Matthew Kellett als Marcus und Grace Nyandoro als Marissa. Foto: @thebrittainphotography

Wenn ich jetzt zu Puccini zurückkehre, sehe ich, dass mein 27-jähriges Ich viel mit Rodolfo und Mimi und ihrer Bohème-Kohorte gemeinsam hatte. Damals schrieb ich ein frühes, unveröffentlichtes Theaterstück und wehrte mich gegen Nachzahlungsforderungen in einer sehr heruntergekommenen Wohnung. Erst im Jahr zuvor hatte ich meinen Partner durch eine Aids-Erkrankung verloren. Warum habe ich die Parallelen zu Puccinis Geschichte nicht gesehen? Vielleicht zu ehrfürchtig vor Bohèmes Status als eine der größten Opern der Welt, zu sehr damit beschäftigt, die technischen Einzelheiten der Musik und der Inszenierung zu verstehen.

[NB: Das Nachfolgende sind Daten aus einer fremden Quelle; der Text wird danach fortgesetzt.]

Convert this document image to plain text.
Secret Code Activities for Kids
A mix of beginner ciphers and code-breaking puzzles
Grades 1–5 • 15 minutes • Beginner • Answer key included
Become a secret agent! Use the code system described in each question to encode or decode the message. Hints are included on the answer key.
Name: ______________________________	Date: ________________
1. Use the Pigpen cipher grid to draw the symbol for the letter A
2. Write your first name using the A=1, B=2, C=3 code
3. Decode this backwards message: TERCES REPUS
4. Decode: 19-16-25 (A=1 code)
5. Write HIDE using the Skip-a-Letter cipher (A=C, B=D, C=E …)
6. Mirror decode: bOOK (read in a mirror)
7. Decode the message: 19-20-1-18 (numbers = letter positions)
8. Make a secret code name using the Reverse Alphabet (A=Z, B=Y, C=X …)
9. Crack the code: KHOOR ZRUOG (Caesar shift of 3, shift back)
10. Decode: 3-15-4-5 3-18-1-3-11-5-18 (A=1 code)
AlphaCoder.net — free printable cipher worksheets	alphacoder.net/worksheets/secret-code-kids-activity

Mir ist klar, dass Jonathan Larson gerade, als ich meine eher konventionelle Oper inszenierte, beim New York Theatre Workshop war und seine Antwort auf La Boheme entwickelte: das Musical Rent. In Puccini hatte Larson ein Modell für eine Geschichte seiner eigenen Erfahrung gefunden, auf eine Weise, die ich nicht hatte. Als die Proben an der Opera East fortschritten, wurde ich der Partitur müde: zu sentimental, zu manipulativ für meine Generation-X-Sensibilität.

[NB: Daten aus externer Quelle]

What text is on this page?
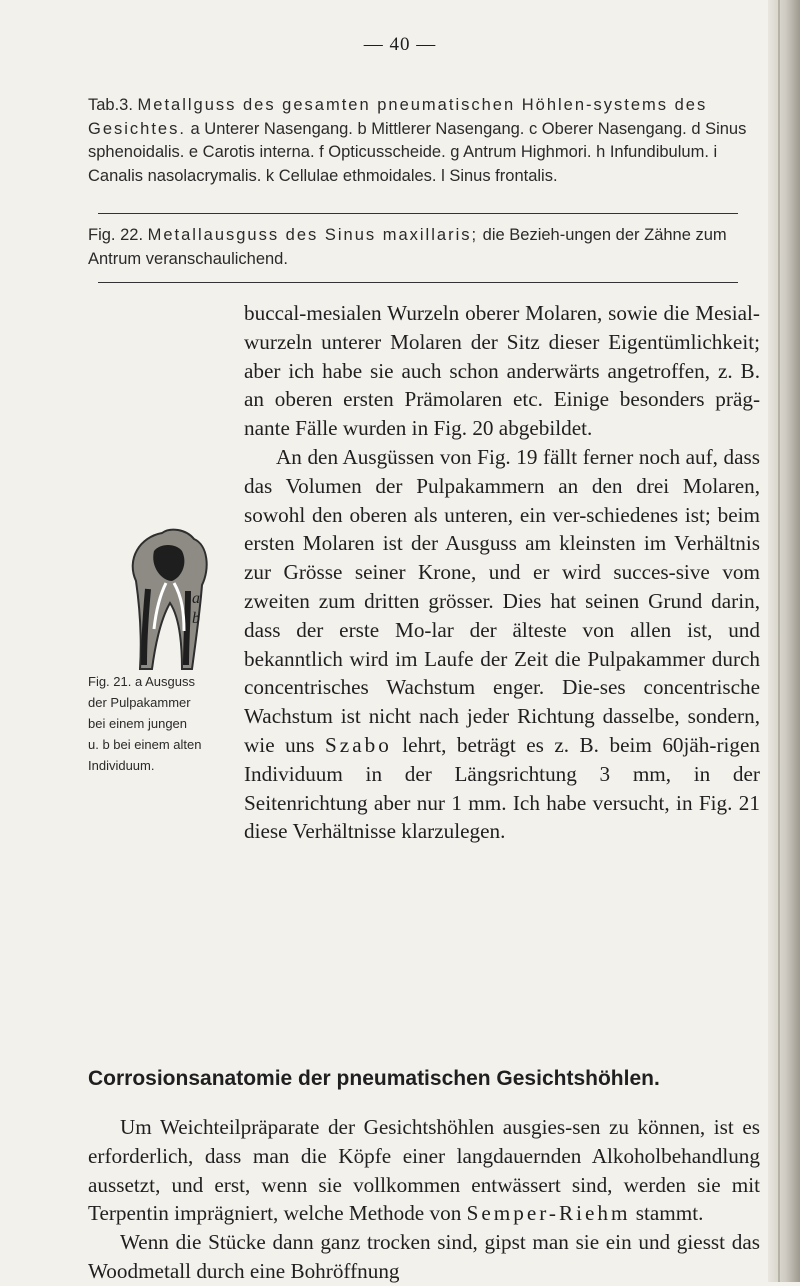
— 40 —
Tab.3. Metallguss des gesamten pneumatischen Höhlen-systems des Gesichtes. a Unterer Nasengang. b Mittlerer Nasengang. c Oberer Nasengang. d Sinus sphenoidalis. e Carotis interna. f Opticusscheide. g Antrum Highmori. h Infundibulum. i Canalis nasolacrymalis. k Cellulae ethmoidales. l Sinus frontalis.
Fig. 22. Metallausguss des Sinus maxillaris; die Bezieh-ungen der Zähne zum Antrum veranschaulichend.
a
b
Fig. 21. a Ausguss
der Pulpakammer
bei einem jungen
u. b bei einem alten
Individuum.

buccal-mesialen Wurzeln oberer Molaren, sowie die Mesial-wurzeln unterer Molaren der Sitz dieser Eigentümlichkeit; aber ich habe sie auch schon anderwärts angetroffen, z. B. an oberen ersten Prämolaren etc. Einige besonders präg-nante Fälle wurden in Fig. 20 abgebildet.

An den Ausgüssen von Fig. 19 fällt ferner noch auf, dass das Volumen der Pulpakammern an den drei Molaren, sowohl den oberen als unteren, ein ver-schiedenes ist; beim ersten Molaren ist der Ausguss am kleinsten im Verhältnis zur Grösse seiner Krone, und er wird succes-sive vom zweiten zum dritten grösser. Dies hat seinen Grund darin, dass der erste Mo-lar der älteste von allen ist, und bekanntlich wird im Laufe der Zeit die Pulpakammer durch concentrisches Wachstum enger. Die-ses concentrische Wachstum ist nicht nach jeder Richtung dasselbe, sondern, wie uns Szabo lehrt, beträgt es z. B. beim 60jäh-rigen Individuum in der Längsrichtung 3 mm, in der Seitenrichtung aber nur 1 mm. Ich habe versucht, in Fig. 21 diese Verhältnisse klarzulegen.

Corrosionsanatomie der pneumatischen Gesichtshöhlen.

Um Weichteilpräparate der Gesichtshöhlen ausgies-sen zu können, ist es erforderlich, dass man die Köpfe einer langdauernden Alkoholbehandlung aussetzt, und erst, wenn sie vollkommen entwässert sind, werden sie mit Terpentin imprägniert, welche Methode von Semper-Riehm stammt.

Wenn die Stücke dann ganz trocken sind, gipst man sie ein und giesst das Woodmetall durch eine Bohröffnung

„Eine eigene politische Aussage“ … Koek und Lee.
„Eine eigene politische Aussage“ … Koek und Lee. Foto: @thebrittainphotography

Ich ließ Bohème hinter mir und wandte mich dem Schreiben eines neuen Stücks zu. Eine Antwort, dachte ich damals, auf all diese puccinische Sentimentalität. Aber wenn ich zu Mimi und Rodolfo zurückkomme, sehe ich, dass dieses Stück – das sich als mein Durchbruch erwiesen hat, Shopping and Fucking – alle möglichen Parallelen zu Bohème aufweist: eine Gruppe von Mitbewohnern, die darum kämpfen, ihre Rechnungen zu bezahlen; die Ankunft eines unruhigen, aber letztendlich dem Untergang geweihten Neuankömmlings; die schwebende Präsenz des älteren Mannes mit Geld. Wenn Sie Zeit damit verbringen, ein Stück zu proben – sei es ein Schauspiel oder eine Oper – prägen sich dessen Form und Motive in Ihr Gedächtnis ein. Kein Wunder also, wenn die Geister von Bohème Shopping and Fucking bewohnen, auch wenn ich mir dessen beim Schreiben nicht bewusst war.

Text und Arrangement für unsere neue Bohème stammen von Philip Lee, unserer Mimi, und unserem musikalischen Leiter David Eaton. Es reduziert das Stück auf vier Hauptfiguren, ein schwules Paar, eine heterosexuelle, während sie navigieren, wie sie sich verlieben und entlieben und schließlich mit der Sterblichkeit konfrontiert werden. Unser frühes Preview-Publikum lacht bereitwillig über die komischen Momente, aber am Ende des Abends hört man Schluchzen, und als die Hauslichter angehen, sehe ich, dass ich von Tränen in den Augen umgeben bin. Meine eigenen sind deutlich feucht. Vielleicht liegt es an der Intimität des Veranstaltungsortes, vielleicht bin ich im Laufe der Zeit weicher geworden. Ich habe immer noch den Verdacht, dass Puccini sentimental und manipulativ ist – aber La Bohème berührt mich jetzt zutiefst. Ich warte, bis das Publikum gegangen ist und sitze schluchzend allein im Theater.